Silver has moved in step with gold, with industrial demand acting as a stabilizing force. According to the World Silver Survey, roughly 55% of global silver consumption is tied to industrial use, linking sentiment to manufacturing activity and energy-transition investment, even as speculative enthusiasm cools.
US Data and NFP in Focus
Attention now shifts to a heavy US data calendar, led by Nonfarm Payrolls, forecast at 51K, sharply lower than the previous 119K. The unemployment rate is expected to rise to 4.5% from 4.4%, while average hourly earnings are seen at 0.3% m/m, up slightly from 0.2%.

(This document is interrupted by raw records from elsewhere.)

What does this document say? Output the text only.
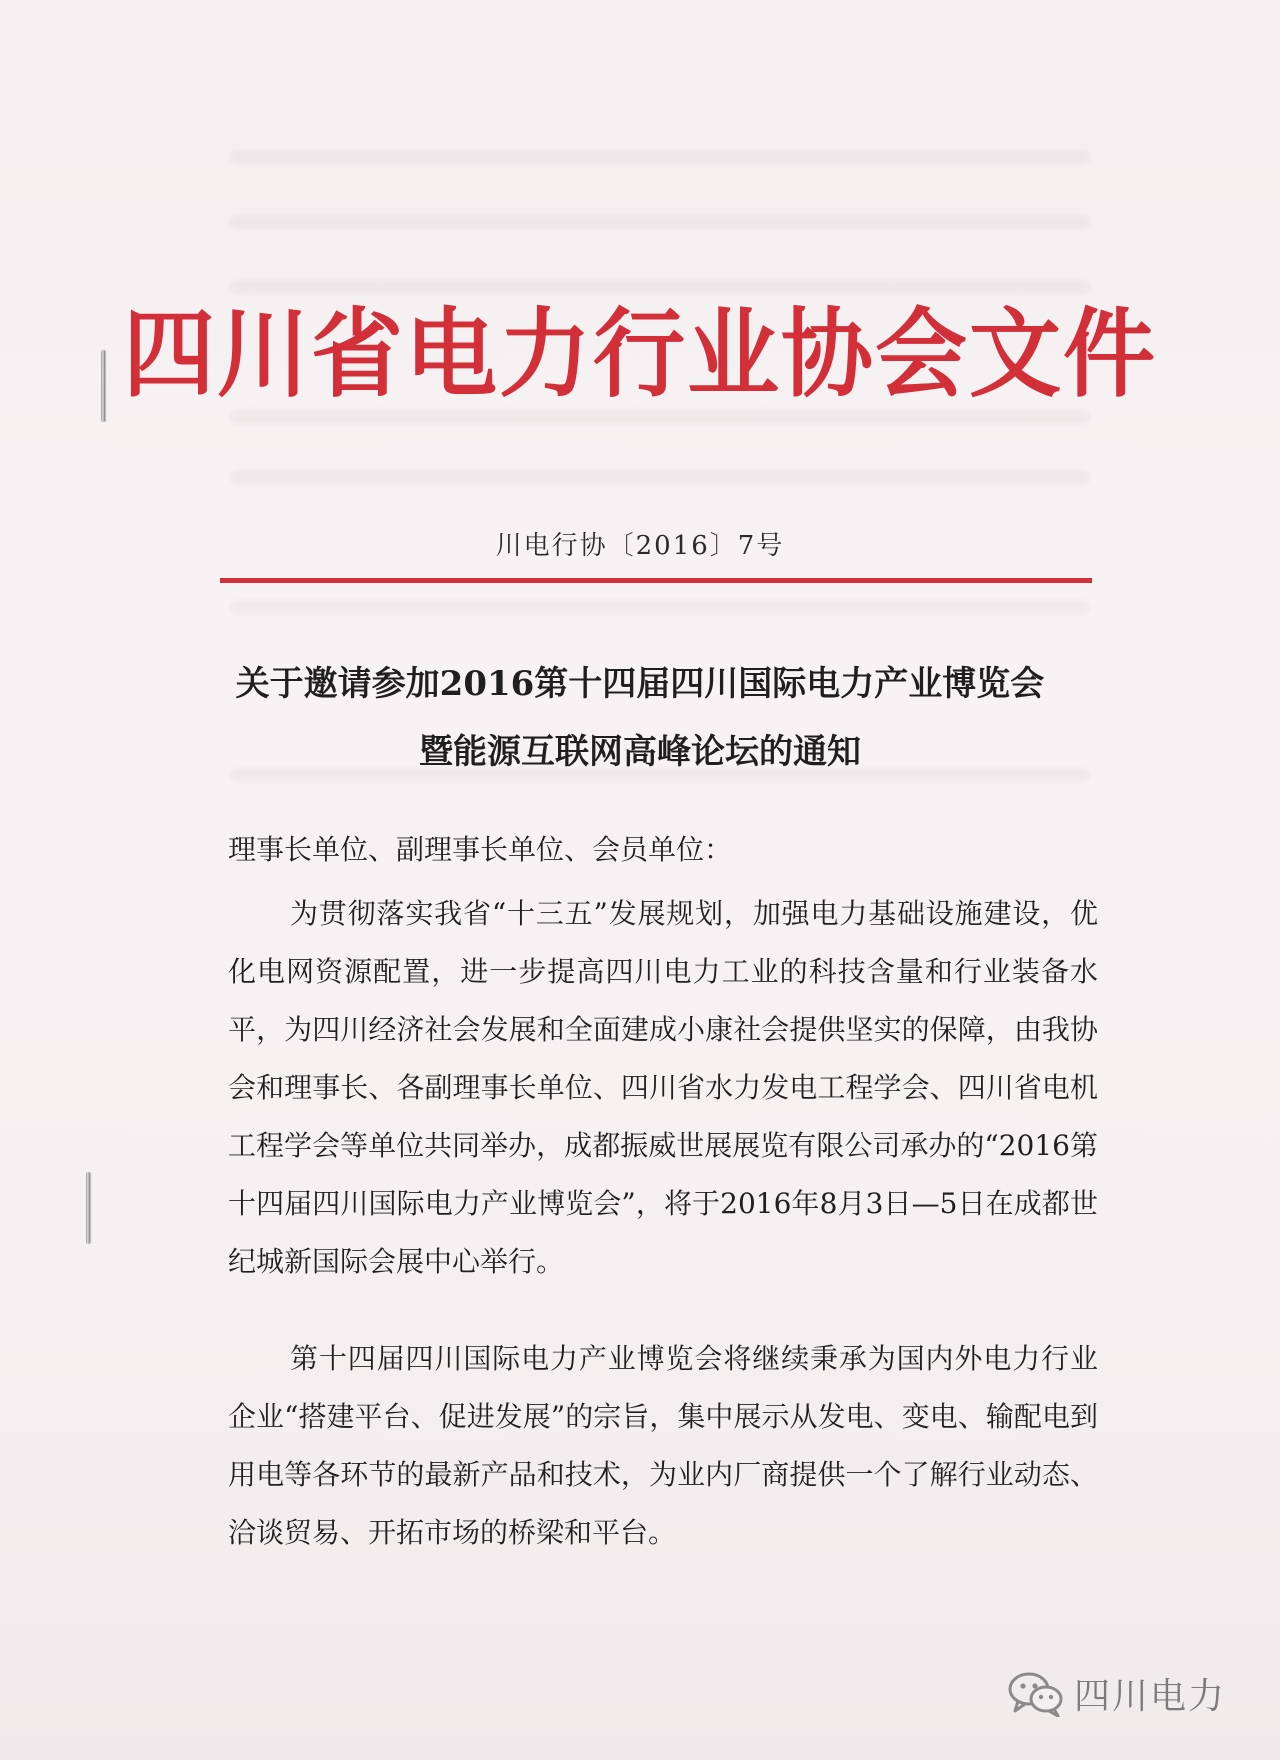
四川省电力行业协会文件
川电行协〔2016〕7号
关于邀请参加2016第十四届四川国际电力产业博览会
暨能源互联网高峰论坛的通知
理事长单位、副理事长单位、会员单位：
为贯彻落实我省“十三五”发展规划，加强电力基础设施建设，优化电网资源配置，进一步提高四川电力工业的科技含量和行业装备水平，为四川经济社会发展和全面建成小康社会提供坚实的保障，由我协会和理事长、各副理事长单位、四川省水力发电工程学会、四川省电机工程学会等单位共同举办，成都振威世展展览有限公司承办的“2016第十四届四川国际电力产业博览会”，将于2016年8月3日—5日在成都世纪城新国际会展中心举行。
第十四届四川国际电力产业博览会将继续秉承为国内外电力行业企业“搭建平台、促进发展”的宗旨，集中展示从发电、变电、输配电到用电等各环节的最新产品和技术，为业内厂商提供一个了解行业动态、洽谈贸易、开拓市场的桥梁和平台。
四川电力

A softer labor print would reinforce expectations that US labor momentum is fading, likely pressuring the dollar and supporting gold and silver via lower real yields. Retail sales are forecast at 0.1% m/m, down from 0.2%, while flash PMIs are expected to edge lower, pointing to moderating economic activity.
Structural Support Remains Intact
Beyond near-term data risk, structural drivers remain supportive. The World Gold Council reports that central bank gold buying remains well above the five-year average, while silver markets continue to face persistent supply deficits due to limited mine growth and rising demand from solar and electronics.
Overall, precious metals appear to be digesting gains ahead of key US data, not signaling a trend reversal, with macro and policy dynamics still favoring medium-term support.
Short-Term Forecast
Gold may consolidate between $4,260–$4,320, while silver trades sideways near $63.0–$64.5, with pullbacks viewed as corrective unless key supports break.